The standard treatment for pulmonary atresia is open heart surgery that includes the Fontan procedure (the surgical creation of a right ventricular bypass by directly connecting either the right atrium or the superior or inferior vena cava with the pulmonary artery) and the Blalock-Taussig shunt (a palliative procedure in which a shunt is created to allow blood to pass from the aorta to the pulmonary artery by dividing the left subclavian artery and connecting it to the left pulmonary artery). Further open heart surgery may include open surgical valvotomy.

Radiofrequency valvotomy is a minimally invasive cardiac catheterisation procedure that involves creating an opening in the blocked pulmonary valve followed by dilatation using balloon angioplasty. It avoids the need for open surgery but some children will later need a permanent shunt procedure or surgical relief of pulmonary valve obstruction.

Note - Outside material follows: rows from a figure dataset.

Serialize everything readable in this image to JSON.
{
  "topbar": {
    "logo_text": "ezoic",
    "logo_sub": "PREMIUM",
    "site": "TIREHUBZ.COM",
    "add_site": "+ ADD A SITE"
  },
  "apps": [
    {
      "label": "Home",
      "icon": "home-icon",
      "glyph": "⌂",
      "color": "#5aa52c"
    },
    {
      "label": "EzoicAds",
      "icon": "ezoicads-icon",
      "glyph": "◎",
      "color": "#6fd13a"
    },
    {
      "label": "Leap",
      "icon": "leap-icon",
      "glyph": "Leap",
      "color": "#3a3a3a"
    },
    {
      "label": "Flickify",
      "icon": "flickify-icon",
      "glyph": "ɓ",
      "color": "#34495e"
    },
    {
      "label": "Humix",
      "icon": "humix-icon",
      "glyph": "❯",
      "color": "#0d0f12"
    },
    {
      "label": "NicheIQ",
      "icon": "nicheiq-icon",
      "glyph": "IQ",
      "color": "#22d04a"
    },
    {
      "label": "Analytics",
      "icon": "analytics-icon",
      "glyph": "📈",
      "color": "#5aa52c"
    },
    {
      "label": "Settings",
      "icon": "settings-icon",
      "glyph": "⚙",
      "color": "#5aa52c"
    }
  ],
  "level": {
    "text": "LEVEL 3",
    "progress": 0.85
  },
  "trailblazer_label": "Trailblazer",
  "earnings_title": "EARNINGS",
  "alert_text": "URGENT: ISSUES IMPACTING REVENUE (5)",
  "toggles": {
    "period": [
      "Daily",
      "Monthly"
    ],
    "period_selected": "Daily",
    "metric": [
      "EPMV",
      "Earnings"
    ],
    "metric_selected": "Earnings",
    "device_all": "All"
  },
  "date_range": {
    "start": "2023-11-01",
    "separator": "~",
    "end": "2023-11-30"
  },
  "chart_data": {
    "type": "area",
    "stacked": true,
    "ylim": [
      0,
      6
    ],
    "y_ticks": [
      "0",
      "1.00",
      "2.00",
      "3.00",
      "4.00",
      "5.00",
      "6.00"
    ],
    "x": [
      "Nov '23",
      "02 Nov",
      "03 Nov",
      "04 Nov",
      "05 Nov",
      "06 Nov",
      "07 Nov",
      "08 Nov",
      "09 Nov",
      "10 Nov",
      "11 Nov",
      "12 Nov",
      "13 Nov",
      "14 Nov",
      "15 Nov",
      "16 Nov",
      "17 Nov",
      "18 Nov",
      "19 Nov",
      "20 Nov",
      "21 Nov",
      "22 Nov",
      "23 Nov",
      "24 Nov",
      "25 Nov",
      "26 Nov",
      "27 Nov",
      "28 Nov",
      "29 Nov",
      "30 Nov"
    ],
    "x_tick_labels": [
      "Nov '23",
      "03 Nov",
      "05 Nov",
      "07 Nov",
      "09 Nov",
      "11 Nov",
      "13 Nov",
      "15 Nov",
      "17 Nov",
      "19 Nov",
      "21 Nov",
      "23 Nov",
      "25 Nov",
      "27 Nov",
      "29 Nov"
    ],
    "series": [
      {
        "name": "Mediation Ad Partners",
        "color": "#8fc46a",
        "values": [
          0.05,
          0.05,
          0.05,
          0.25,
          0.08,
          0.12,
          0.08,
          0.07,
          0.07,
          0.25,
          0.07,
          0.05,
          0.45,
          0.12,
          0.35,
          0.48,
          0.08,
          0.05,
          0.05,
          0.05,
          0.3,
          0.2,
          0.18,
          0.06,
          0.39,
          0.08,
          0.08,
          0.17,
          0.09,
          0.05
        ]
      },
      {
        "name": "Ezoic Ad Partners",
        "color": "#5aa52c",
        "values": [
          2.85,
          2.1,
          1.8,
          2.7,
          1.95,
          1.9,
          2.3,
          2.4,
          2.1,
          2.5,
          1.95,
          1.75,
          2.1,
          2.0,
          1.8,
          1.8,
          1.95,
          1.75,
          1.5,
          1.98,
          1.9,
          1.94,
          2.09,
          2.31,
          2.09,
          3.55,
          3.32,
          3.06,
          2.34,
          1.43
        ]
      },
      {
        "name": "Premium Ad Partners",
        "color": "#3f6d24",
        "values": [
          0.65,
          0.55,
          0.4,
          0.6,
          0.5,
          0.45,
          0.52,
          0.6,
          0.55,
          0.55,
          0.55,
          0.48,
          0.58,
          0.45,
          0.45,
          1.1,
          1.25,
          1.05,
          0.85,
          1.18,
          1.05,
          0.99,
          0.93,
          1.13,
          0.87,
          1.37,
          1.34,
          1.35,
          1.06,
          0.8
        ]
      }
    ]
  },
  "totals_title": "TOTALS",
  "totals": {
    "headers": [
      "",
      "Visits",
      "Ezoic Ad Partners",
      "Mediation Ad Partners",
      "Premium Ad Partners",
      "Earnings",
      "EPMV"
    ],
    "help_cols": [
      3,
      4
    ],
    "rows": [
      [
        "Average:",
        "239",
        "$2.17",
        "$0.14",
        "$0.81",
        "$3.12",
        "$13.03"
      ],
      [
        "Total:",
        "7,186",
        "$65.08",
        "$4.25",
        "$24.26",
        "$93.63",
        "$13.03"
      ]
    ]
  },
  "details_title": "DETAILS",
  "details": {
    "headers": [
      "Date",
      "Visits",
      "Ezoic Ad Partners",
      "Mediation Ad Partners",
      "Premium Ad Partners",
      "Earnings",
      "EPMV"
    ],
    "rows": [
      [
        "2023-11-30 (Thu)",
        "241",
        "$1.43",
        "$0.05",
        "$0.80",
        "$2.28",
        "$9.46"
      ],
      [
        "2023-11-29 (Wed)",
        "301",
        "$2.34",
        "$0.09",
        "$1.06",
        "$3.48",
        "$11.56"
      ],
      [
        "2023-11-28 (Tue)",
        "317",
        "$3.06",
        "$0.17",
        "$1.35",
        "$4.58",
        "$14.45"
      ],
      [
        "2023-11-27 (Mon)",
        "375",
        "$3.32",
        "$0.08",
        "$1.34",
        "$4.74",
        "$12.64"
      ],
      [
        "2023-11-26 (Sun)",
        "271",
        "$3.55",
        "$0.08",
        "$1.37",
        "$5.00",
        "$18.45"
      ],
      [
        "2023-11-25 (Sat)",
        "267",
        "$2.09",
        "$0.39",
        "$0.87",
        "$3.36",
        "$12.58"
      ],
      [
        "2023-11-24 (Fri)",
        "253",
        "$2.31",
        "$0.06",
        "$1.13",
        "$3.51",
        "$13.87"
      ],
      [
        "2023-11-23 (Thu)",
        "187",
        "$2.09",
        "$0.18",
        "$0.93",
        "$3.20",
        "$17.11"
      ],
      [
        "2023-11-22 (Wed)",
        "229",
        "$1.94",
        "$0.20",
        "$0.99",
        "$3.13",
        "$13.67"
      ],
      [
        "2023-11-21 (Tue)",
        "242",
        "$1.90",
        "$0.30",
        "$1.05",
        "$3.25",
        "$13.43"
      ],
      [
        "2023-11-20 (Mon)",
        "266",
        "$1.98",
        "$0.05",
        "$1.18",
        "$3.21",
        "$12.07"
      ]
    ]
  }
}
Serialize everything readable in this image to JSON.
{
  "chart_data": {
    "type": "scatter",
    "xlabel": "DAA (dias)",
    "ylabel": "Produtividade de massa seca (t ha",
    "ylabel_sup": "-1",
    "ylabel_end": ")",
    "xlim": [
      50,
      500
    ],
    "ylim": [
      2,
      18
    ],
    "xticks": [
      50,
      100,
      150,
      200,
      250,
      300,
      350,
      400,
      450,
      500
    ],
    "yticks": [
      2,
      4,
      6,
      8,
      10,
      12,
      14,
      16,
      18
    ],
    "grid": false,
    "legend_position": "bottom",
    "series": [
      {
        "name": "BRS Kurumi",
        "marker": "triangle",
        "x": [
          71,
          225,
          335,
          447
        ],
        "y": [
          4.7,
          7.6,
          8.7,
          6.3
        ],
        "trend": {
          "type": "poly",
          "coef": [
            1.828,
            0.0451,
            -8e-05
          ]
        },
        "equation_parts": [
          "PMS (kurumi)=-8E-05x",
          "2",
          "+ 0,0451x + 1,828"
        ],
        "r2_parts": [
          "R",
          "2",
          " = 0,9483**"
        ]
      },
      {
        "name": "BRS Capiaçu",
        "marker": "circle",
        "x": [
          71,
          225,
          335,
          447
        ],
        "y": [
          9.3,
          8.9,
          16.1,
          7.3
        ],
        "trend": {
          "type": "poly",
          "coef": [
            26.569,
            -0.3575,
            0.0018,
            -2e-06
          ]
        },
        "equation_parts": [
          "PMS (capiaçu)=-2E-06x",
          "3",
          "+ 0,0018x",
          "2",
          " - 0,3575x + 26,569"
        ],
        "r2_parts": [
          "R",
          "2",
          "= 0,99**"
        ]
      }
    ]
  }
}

The evidence was limited to one small nonrandomised comparative study and four small uncontrolled studies. The success rate of the procedure varied between 75% (9 out of 12) and 93% (14 out of 15). The proportion of patients with establishment of a biventricular circulation was reported in four studies. In the comparative study, 63% (12 out of 19) of patients had a biventricular circulation established after radiofrequency valvotomy, compared with 50% (7 out of 14) after surgical valvotomy. In the other three studies, a biventricular circulation was established in between 42% (5 out of 12) and 53% (16 out of 30) of patients. For more details, see the overview.

One Specialist Advisor commented that proper patient selection was important in order to achieve good clinical outcomes.

In the comparative study, the mortality rate for patients who underwent radiofrequency valvotomy was 16% (3 out of 19), compared with 29% (4 out of 14) for patients who underwent surgical valvotomy. The largest non-comparative study (of 30 patients) reported three postoperative deaths and two late deaths. Other complications reported in the studies included perforation of the pulmonary artery in between 3% (1 out of 30) and 33% (4 out of 12) of patients, and perforation of the right ventricular outflow tract in 17% (3 out of 18) of patients. For more details, see the overview.

The Specialist Advisors considered the main risks of the procedure to be death, perforation of the heart, cardiac tamponade, cardiac or pulmonary artery perforation/rupture, arrhythmias, infection and multiple organ failure.

In making its recommendations, the Advisory Committee was influenced by the specialist advice that the procedure is established treatment for severely ill neonates who may otherwise die.